In partnership with the National Arts Centre's Indigenous Theatre, the Our Stories: Indigenous Book Club  new monthly online series runs from January to June 2021.  It highlights recently published works from Indigenous authors across Turtle Island, including poetry, fiction, memoirs and plays. At the end of each month, join us for an online conversation with each book’s author on Facebook live. 

Our April book is Approaching Fire by Michelle Porter

On April  28 at 7pm EST, join us for this live, online discussion with author Michelle Porter (Red River Métis) and Tai Amy Grauman (Metis, Cree and Haudenosaunee from Ardrossan, Alberta).

Register to receive reminders and the Facebook Live link.

Log in and comment on the reflection questions below. Feel free to engage and share your thoughts about the book throughout the month! Reflection questions will also be shared on NAC`s Facebook Event Page for the book. 

Borrow the book from the library.  Or purchase it from these Indigenous owned and operated bookstores.

Our Stories: Indigenous Book Club series is a partnership between the National Arts Centre’s Indigenous Theatre and the Ottawa Public Library.

With thanks to sponsors:

  • Indigenous Programming (NAC): The Slaight Family Foundation, TD Ready Commitment
  • Friends of the Ottawa Public Library Association (OPL)

April book - ‘Approaching Fire’ by Michelle Porter

Please note: this book is intended for adult readers.

About the book

In Approaching Fire, Michelle Porter embarks on a quest to find her great-grandfather, the Métis fiddler and performer Léon Robert Goulet. Through musicology, jigs and reels, poetry, photographs, and the ecology of fire, Porter invests biography with the power of reflective ingenuity, creating a portrait which expands beyond documentation into a private realm where truth meets metaphor.

Weaving through multiple genres and traditions, Approaching Fire fashions a textual documentary of rescue and insight, and a glowing contemplation of the ways in which loss can generate unbridled renewal.

About the author

Michelle Porter is a Red River Métis poet, journalist, and editor. She holds degrees in journalism, folklore, and geography (PhD). Her academic research and creative work have been focused on home, Métis mobility, and the changing nature of our relationship to land. She’s won awards for her work in poetry and journalism, and has been published in literary journals, newspapers, and magazines across the country. She lives in St. John’s.

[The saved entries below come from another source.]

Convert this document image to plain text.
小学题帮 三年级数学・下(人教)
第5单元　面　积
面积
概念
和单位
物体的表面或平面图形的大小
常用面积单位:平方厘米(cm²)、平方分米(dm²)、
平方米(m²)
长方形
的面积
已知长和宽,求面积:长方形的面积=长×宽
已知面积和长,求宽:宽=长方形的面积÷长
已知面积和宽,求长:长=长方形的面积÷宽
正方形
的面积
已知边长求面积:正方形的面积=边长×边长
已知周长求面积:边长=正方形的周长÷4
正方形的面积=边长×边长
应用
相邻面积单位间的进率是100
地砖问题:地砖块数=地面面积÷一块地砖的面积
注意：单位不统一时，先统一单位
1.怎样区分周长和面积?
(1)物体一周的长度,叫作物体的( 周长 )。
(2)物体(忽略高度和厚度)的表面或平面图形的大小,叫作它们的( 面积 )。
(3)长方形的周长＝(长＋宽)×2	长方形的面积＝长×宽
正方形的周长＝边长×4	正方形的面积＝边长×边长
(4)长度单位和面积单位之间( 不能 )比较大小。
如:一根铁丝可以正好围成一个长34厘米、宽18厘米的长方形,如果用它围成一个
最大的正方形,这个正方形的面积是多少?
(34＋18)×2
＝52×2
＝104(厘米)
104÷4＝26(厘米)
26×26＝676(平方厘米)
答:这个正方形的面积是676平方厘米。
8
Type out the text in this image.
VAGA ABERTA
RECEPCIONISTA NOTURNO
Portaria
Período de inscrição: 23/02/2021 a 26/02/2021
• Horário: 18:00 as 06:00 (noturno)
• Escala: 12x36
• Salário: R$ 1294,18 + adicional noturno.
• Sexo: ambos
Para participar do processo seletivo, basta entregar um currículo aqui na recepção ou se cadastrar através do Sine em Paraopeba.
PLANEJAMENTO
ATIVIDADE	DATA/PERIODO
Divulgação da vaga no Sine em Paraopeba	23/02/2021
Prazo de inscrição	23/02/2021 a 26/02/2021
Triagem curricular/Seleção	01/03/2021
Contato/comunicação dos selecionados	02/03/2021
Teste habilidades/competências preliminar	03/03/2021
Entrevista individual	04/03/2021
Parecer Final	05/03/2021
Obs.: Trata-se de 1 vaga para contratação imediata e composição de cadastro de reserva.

Approaching Fire – Reflection Questions

1 . Do you have a relative you wish you could write to in order to find out more about your family history? Who would it be and why?


2. “Music can leap through generations like fire leaps a road, can’t it? Do you have any songs that connect you to past generations? How does it make you feel when you listen to them?


3. What relationship do you see between Kira Hoffman’s research about fire ecology and Michelle’s research about her great-grandfather?
 

4. Did you learn more about Métis culture and Métis people while reading Approaching Fire? Is there anything that stood out to you about their history in Manitoba and the rest of the country?

5. Porter talks about intergenerational trauma and describes them as “colonial-based emotional fires”. Which moments in her family’s past demonstrate this?

6. Stories can be passed down through many ways including songs, articles and art, such as beadwork as Porter describes. In what ways have stories been passed down in your family?

7. How does moving away from one’s homeland affect their understanding of their self? Have you or your family experienced this?

8. Why do you think Bob Goulet was known by so many names?

9. What is one thing you would want future generations of your family to know about you or your culture?